Besonders die Defensive bereitete anfangs Probleme. Der Verlust der Innenverteidiger Torsten Kracht und Tomasz Waldoch, die zur Frankfurter Eintracht und zum FC Schalke 04 gewechselt waren, wog schwer, auch Kai Michalke, der bei Hertha BSC sein Glück versuchte, hatte den VfL verlassen. Spieler wie Sven Boy, den Middendorp aus seiner ostwestfälischen Fußballheimat Bielefeld geholt hatte, Matthias Lust oder Mike Rietpietsch brachten nicht die für den Aufstiegskampf erforderliche Qualität mit.

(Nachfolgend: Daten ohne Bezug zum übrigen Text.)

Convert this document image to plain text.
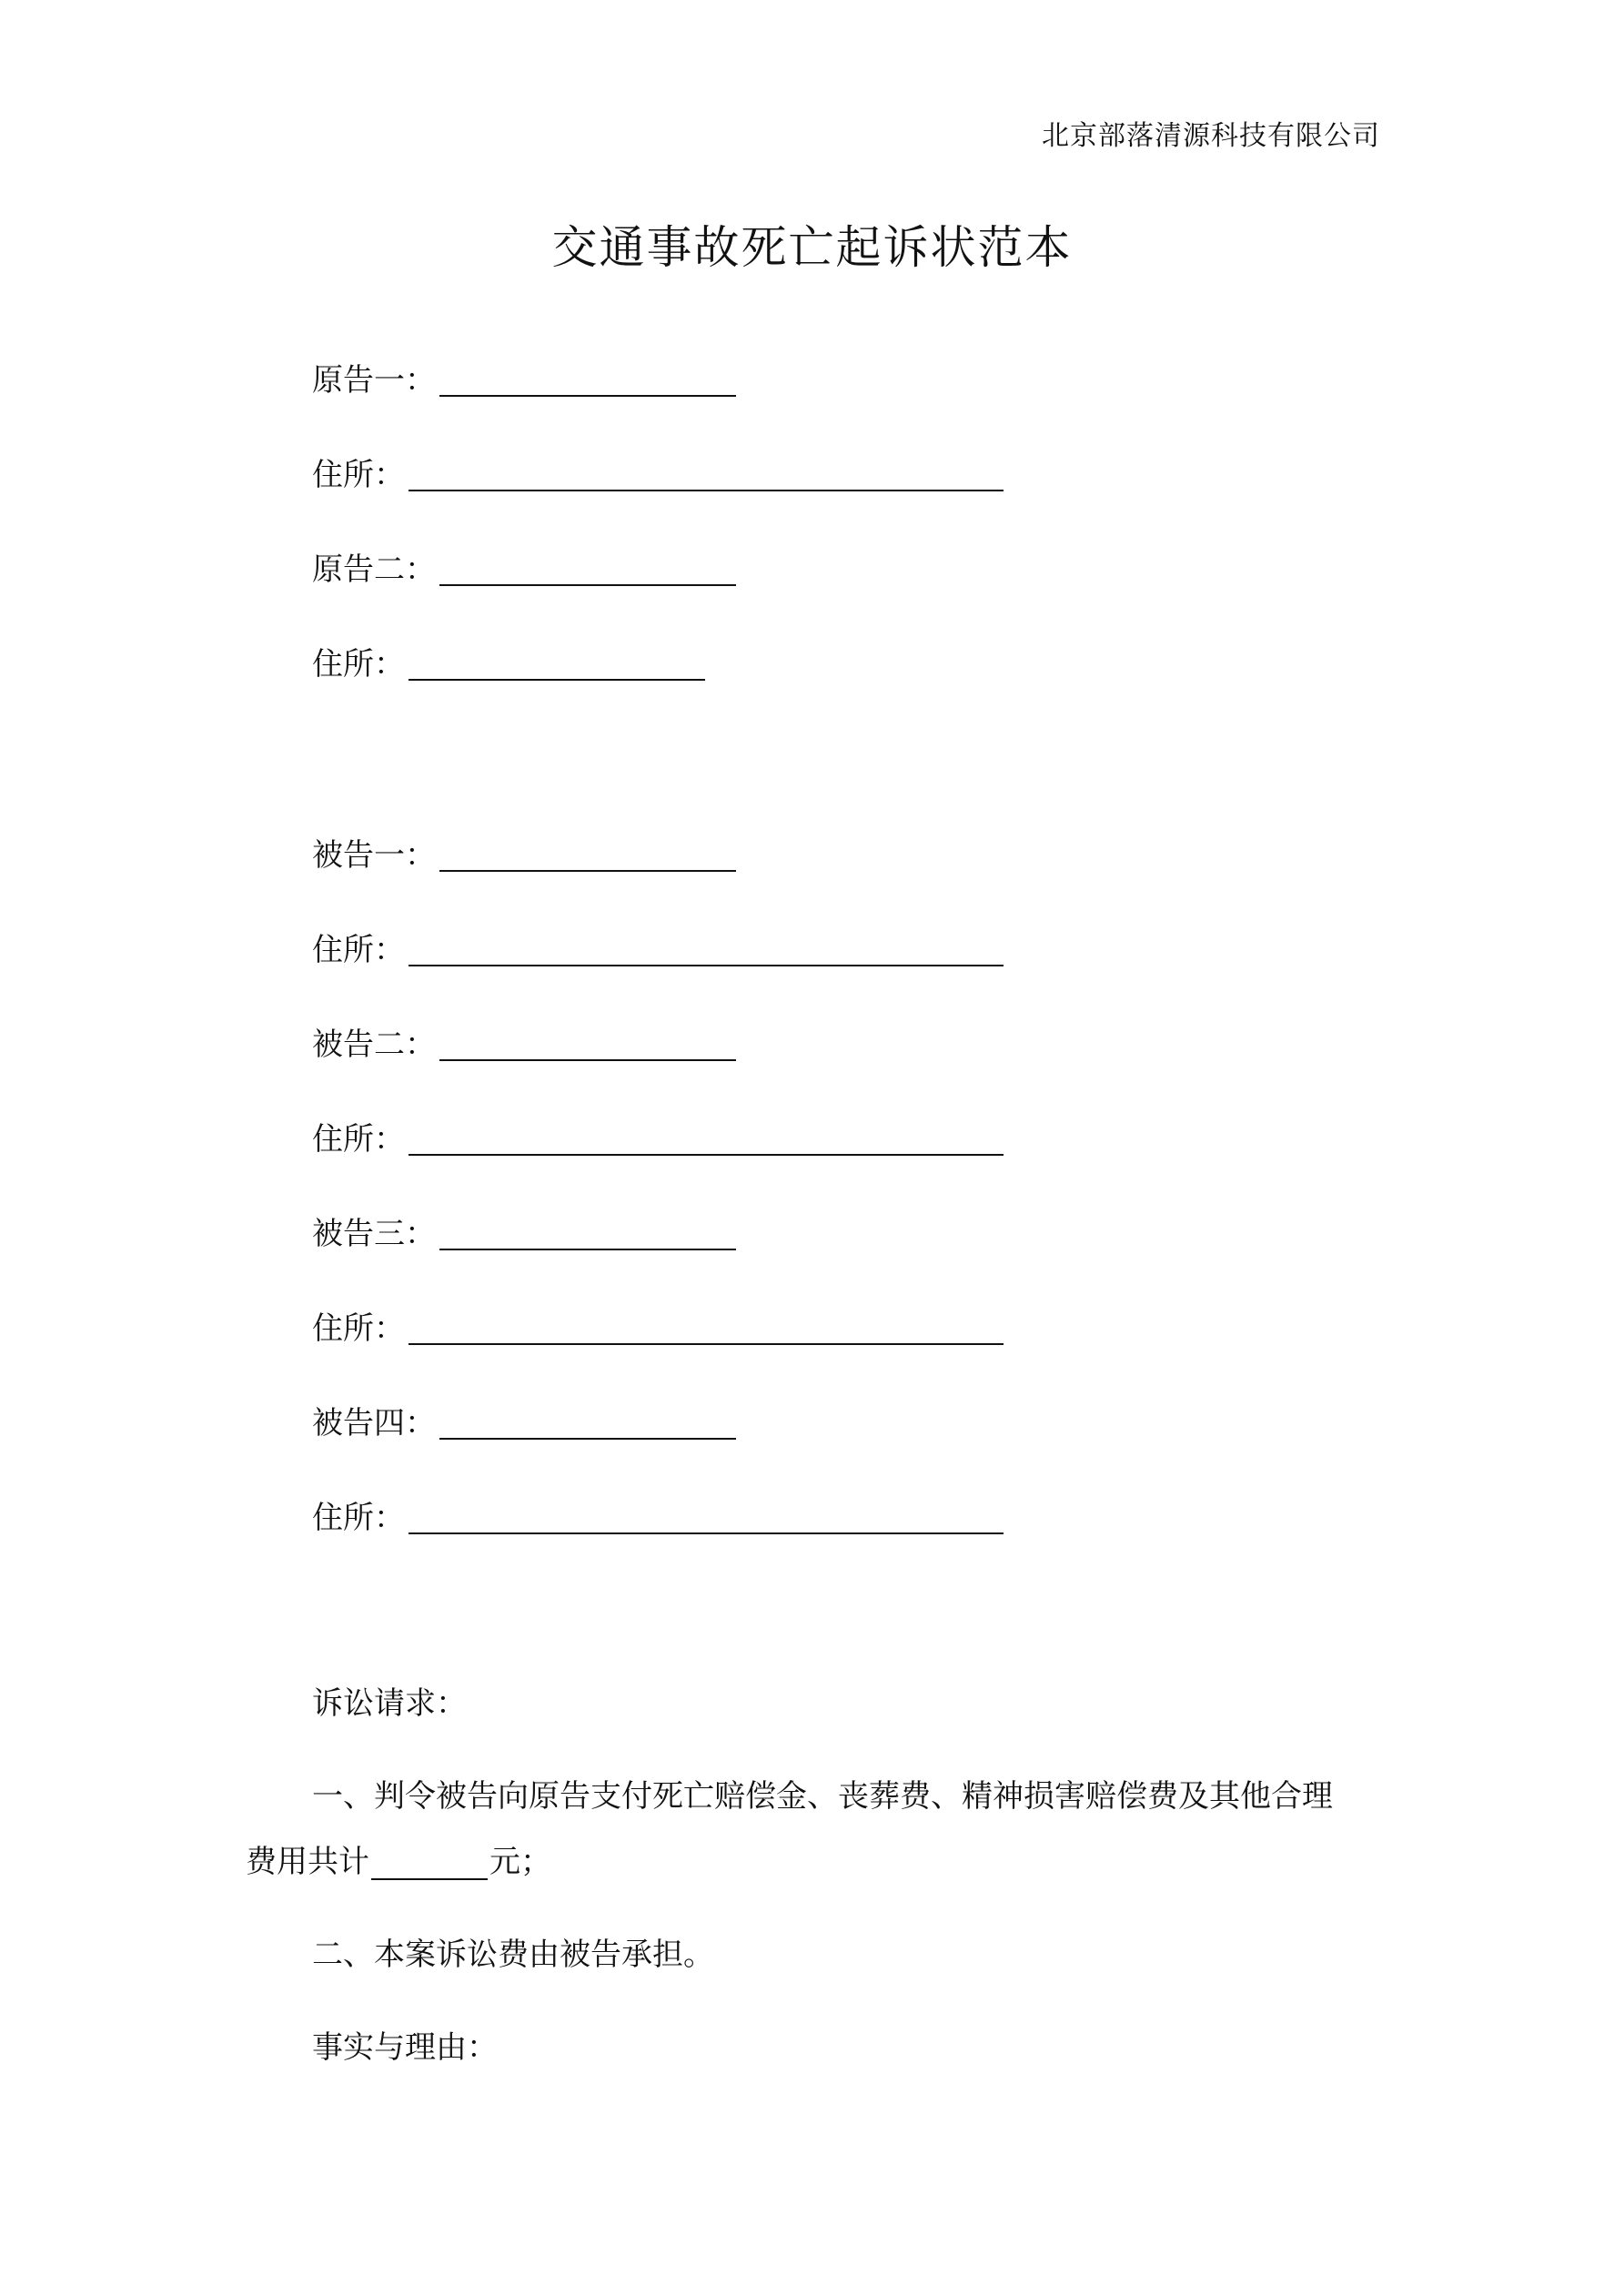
北京部落清源科技有限公司
交通事故死亡起诉状范本
原告一：
住所：
原告二：
住所：
被告一：
住所：
被告二：
住所：
被告三：
住所：
被告四：
住所：
诉讼请求：
一、判令被告向原告支付死亡赔偿金、丧葬费、精神损害赔偿费及其他合理
费用共计	元；
二、本案诉讼费由被告承担。
事实与理由：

Erste Querele unter Trainer Middendorp vor dem ersten Anpfiff

Schon der Start des neuen Trainers war unglücklich. Weil Mittelfeldmann Norbert Hofmann den Handschlag mit dem häufig schroffen Middendorp verweigerte, gab es die erste Querele noch vor dem ersten Anpfiff. Der Beginn war dennoch verheißungsvoll. Die zwei Siege gegen den KSC und Aachen sowie das Unentschieden gegen St. Pauli deuteten auf eine erfolgreiche Saison hin. Und nach der knappen 2:3-Niederlage gegen den Favoriten 1. FC Köln konnte der Bochumer Fußballlehrer noch relativ entspannt sagen: „Nun wird man sehen, wohin die Reise in naher Zukunft geht.“ Nach unten, weg von den Aufstiegsplätzen ging sie dann allerdings – und das ziemlich rapide.

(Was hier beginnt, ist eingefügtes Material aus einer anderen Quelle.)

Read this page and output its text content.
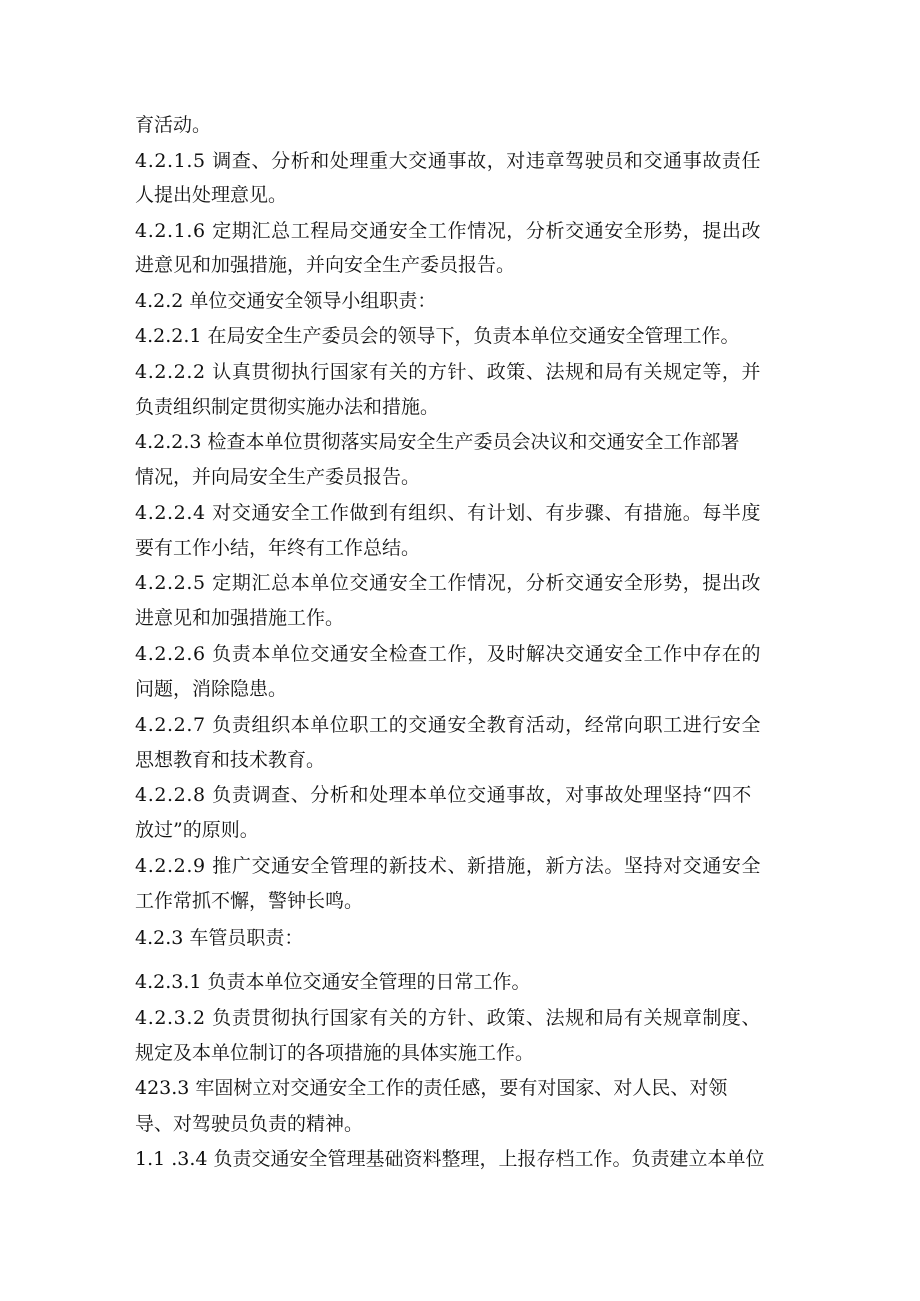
育活动。
4.2.1.5 调查、分析和处理重大交通事故，对违章驾驶员和交通事故责任
人提出处理意见。
4.2.1.6 定期汇总工程局交通安全工作情况，分析交通安全形势，提出改
进意见和加强措施，并向安全生产委员报告。
4.2.2 单位交通安全领导小组职责：
4.2.2.1 在局安全生产委员会的领导下，负责本单位交通安全管理工作。
4.2.2.2 认真贯彻执行国家有关的方针、政策、法规和局有关规定等，并
负责组织制定贯彻实施办法和措施。
4.2.2.3 检查本单位贯彻落实局安全生产委员会决议和交通安全工作部署
情况，并向局安全生产委员报告。
4.2.2.4 对交通安全工作做到有组织、有计划、有步骤、有措施。每半度
要有工作小结，年终有工作总结。
4.2.2.5 定期汇总本单位交通安全工作情况，分析交通安全形势，提出改
进意见和加强措施工作。
4.2.2.6 负责本单位交通安全检查工作，及时解决交通安全工作中存在的
问题，消除隐患。
4.2.2.7 负责组织本单位职工的交通安全教育活动，经常向职工进行安全
思想教育和技术教育。
4.2.2.8 负责调查、分析和处理本单位交通事故，对事故处理坚持“四不
放过”的原则。
4.2.2.9 推广交通安全管理的新技术、新措施，新方法。坚持对交通安全
工作常抓不懈，警钟长鸣。
4.2.3 车管员职责：
4.2.3.1 负责本单位交通安全管理的日常工作。
4.2.3.2 负责贯彻执行国家有关的方针、政策、法规和局有关规章制度、
规定及本单位制订的各项措施的具体实施工作。
423.3 牢固树立对交通安全工作的责任感，要有对国家、对人民、对领
导、对驾驶员负责的精神。
1.1 .3.4 负责交通安全管理基础资料整理，上报存档工作。负责建立本单位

Sebastian Schindzielorz, der heutige Geschäftsführer Sport, erzielte als gerade einmal 20-Jähriger das 3:1 im letzten Heimspiel gegen Chemnitz. Am Ende hieß es 5:1 – und der VfL feierte doch noch den Aufstieg.
Sebastian Schindzielorz, der heutige Geschäftsführer Sport, erzielte als gerade einmal 20-Jähriger das 3:1 im letzten Heimspiel gegen Chemnitz. Am Ende hieß es 5:1 – und der VfL feierte doch noch den Aufstieg. © Bongarts / Getty Images | Martin Rose

Eine Woche später war der Ton schon rauer, die schlimme 0:3-Niederlage gegen RW Oberhausen hinterließ erste negative Spuren. VfL-Manager Klaus Hilpert beklagte anschließend die „fehlende Leidenschaft“, während Middendorp von seinen Spielern Härte einforderte: „Jetzt müssen die Schienbeinschützer angelegt werden.“

2:6 bei TeBe Berlin beutetet das frühe Aus für Trainer Middendorp – Dietz übernimmt

Der Aufforderung folgte offensichtlich niemand. Denn in den folgenden fünf Spielen sprang für seine Mannschaft nur noch ein mageres Pünktchen – gegen die Stuttgarter Kickers - heraus. Acht Zähler nach neun Spielen mit dem negativen Höhepunkt einer üblen 2:6-Schlappe gegen TeBe Berlin bedeuteten das frühe Aus für Ernst Middendorp, der zuvor auf der Suche nach der Wende immer neue personelle Konstellationen ausprobiert und damit für immer größere Unsicherheit im Team gesorgt hatte.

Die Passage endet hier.